Las radios de esos años
rara vez difundían canciones en otro idioma que no fuera en español.
Tonadas, tangos, boleros y marchas conformaban las parrillas de las
emisoras comerciales. Las interpretaciones más solicitadas
por las audiencias eran de Lucho Gatica, Antonio Prieto, Raúl Shaw
Moreno, Violeta Parra, Sonia y Miriam, Ester Soré, Carmencita Ruiz,
Carlos Gardel, Guadalupe del Carmen, Enrique Balladares, Monna Bell,
etecétera. En realidad los discos de esos cantantes no eran
solicitados por el público, salvo en programas especiales, era la
oferta que hacían los discotecarios orientados por su intuición₁.
Hasta que irrumpieron masivamente los cantantes extranjeros y las
canciones de otras partes del mundo. ¿Y qué pasó entonces? Que de
a poco, pero de repente comenzamos a acostumbrarnos a oír música
popular en lenguas distintas. Edith Piaf, Johnny Halliday, Gilbert
Bécaud (franceses); Doménico Modugno, Adriano Celentano, Mina,
Paolo Conte (italianos); Franz Reuther, Wolf Biermann (alemanes).
Sin embargo, lo que
cambió todo y puso el mundo al revés fue la llegada incontenible de
los intérpretes y cantautores angloparlantes: Presley, Franklin,
Halley, Berry, Lee, Anka, etc. Con toda esta enumeración más la del
párrafo anterior, las audiencias locales tuvimos que amoldarnos a
escuchar muy buenas creaciones musicales populares, pero nadie
entendía nada. Nunca supimos qué decían las letras de esa
canciones, a diferencia de las que se cantaban en castellano.
Los jóvenes tararéabamos
e imitábamos los sonidos vocales de esos discos pero el asunto era
ininteligible. Con otros compañeros de curso del Licero Vespertino
conversábamos esta dificultad con la profesora de inglés, una joven
de apellido Rubio, que vivía en la Población Perú. Y ella nos
motivaba a que tradujéramos con su ayuda. Algo aprendimos, pero el
trabajo era demasido, las canciones eran muchas y cada mes había más
estrenos, y cuál todavía mejor. No, intentar traducir así no se
podía. ¿Si no entendíamos ni un rábano de lo que decían las
letras, por qué nos gustaban y seguíamos oyéndolas incluso más
que aquellas en nuestra lengua? Con los años di con la
respuesta.
La voz es un instrumento
musical, por eso cantamos y podemos incluso hacerlo sin articular
palabra, emitiendo puros sonidos. Si, por el contrario, habamos a
nuestro discurso agregamos en forma natural algo de musica, por
ejemplo, en las preguntas, en las respuestas, en la risa o el llanto.

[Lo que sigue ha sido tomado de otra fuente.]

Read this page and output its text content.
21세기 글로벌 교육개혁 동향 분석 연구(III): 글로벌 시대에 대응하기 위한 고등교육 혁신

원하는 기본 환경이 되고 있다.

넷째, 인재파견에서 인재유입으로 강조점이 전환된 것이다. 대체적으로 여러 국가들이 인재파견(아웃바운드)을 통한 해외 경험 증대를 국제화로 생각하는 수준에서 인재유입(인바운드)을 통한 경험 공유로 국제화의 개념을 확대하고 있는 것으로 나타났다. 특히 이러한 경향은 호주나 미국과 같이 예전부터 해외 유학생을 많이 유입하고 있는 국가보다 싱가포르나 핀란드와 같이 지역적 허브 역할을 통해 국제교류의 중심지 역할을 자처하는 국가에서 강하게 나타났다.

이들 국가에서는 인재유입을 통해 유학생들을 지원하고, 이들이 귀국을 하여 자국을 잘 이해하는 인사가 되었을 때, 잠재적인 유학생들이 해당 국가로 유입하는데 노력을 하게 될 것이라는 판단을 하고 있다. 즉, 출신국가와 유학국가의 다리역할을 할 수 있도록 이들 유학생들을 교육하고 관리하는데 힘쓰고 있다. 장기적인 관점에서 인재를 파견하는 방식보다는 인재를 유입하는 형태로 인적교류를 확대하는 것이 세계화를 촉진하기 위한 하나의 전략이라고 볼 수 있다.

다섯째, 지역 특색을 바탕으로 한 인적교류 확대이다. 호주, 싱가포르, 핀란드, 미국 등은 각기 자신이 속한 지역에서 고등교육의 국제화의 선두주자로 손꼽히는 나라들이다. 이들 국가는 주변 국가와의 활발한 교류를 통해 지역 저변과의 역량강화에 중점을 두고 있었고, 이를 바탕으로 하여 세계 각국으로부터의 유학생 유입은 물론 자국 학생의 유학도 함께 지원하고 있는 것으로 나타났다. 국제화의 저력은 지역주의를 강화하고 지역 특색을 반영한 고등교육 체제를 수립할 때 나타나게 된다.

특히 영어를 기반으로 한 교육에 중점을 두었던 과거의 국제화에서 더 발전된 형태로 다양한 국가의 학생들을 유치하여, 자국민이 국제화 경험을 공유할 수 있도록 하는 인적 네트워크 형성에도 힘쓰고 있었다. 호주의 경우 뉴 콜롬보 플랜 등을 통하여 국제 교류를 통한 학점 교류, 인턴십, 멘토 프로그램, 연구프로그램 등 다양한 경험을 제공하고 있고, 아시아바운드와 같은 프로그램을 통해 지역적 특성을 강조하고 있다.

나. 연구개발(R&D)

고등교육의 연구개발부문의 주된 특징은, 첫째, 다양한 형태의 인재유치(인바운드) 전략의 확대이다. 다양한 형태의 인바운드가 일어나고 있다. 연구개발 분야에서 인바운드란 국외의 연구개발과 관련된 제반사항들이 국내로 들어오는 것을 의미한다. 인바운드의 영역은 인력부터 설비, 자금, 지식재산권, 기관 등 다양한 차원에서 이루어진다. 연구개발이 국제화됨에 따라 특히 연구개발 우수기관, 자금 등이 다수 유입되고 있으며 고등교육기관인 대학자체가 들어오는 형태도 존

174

Sin contar que añadimos acentos locales, zonales o nacionales.
Enfrascados en una conversación nos preocupamos de los contenidos,
pero también oímos la musiquita disfrazada en la prosodia que
usamos.
De este modo al escuchar
la canción que nos gusta en un idioma que no conocemos, nos agrada
por la música, por el ritmo, por la voz o las voces. El cantante
ejecuta con maestría el instrumento de su voz y las palabras se
convierten en rasgueos, toques, golpes, silencios. Las frases
funcionan como arpegios, compaces. Los versos originales de su lírica
no contienen significados para nosotros. La voz humana es la
vibración maravillosa de un instrumento vivo manejado por el artista
que la posee y que se traduce en pura música. La semántica no
cuenta.
Si nos interesa
investigamos, averiguamos y traducimos, afloran los significados del
verso, los que agregan otra dimensión. Pero, el impacto emocional de
la primera vez, permanece, la traducción no lo modifica.
He ahí mi hipótesis de
por qué seguimos oyendo canciones populares que nos gustan en otros
idiomas. La razón es puro agrado porque nos recuerda algún momento
feliz o una etapa linda de la vida, como la juventud por ejemplo. Los
versos están vacíos de significado y a nadie le importa. La canción
queda grabada en nuestra memoria para siempre. Mmmm, no siempre.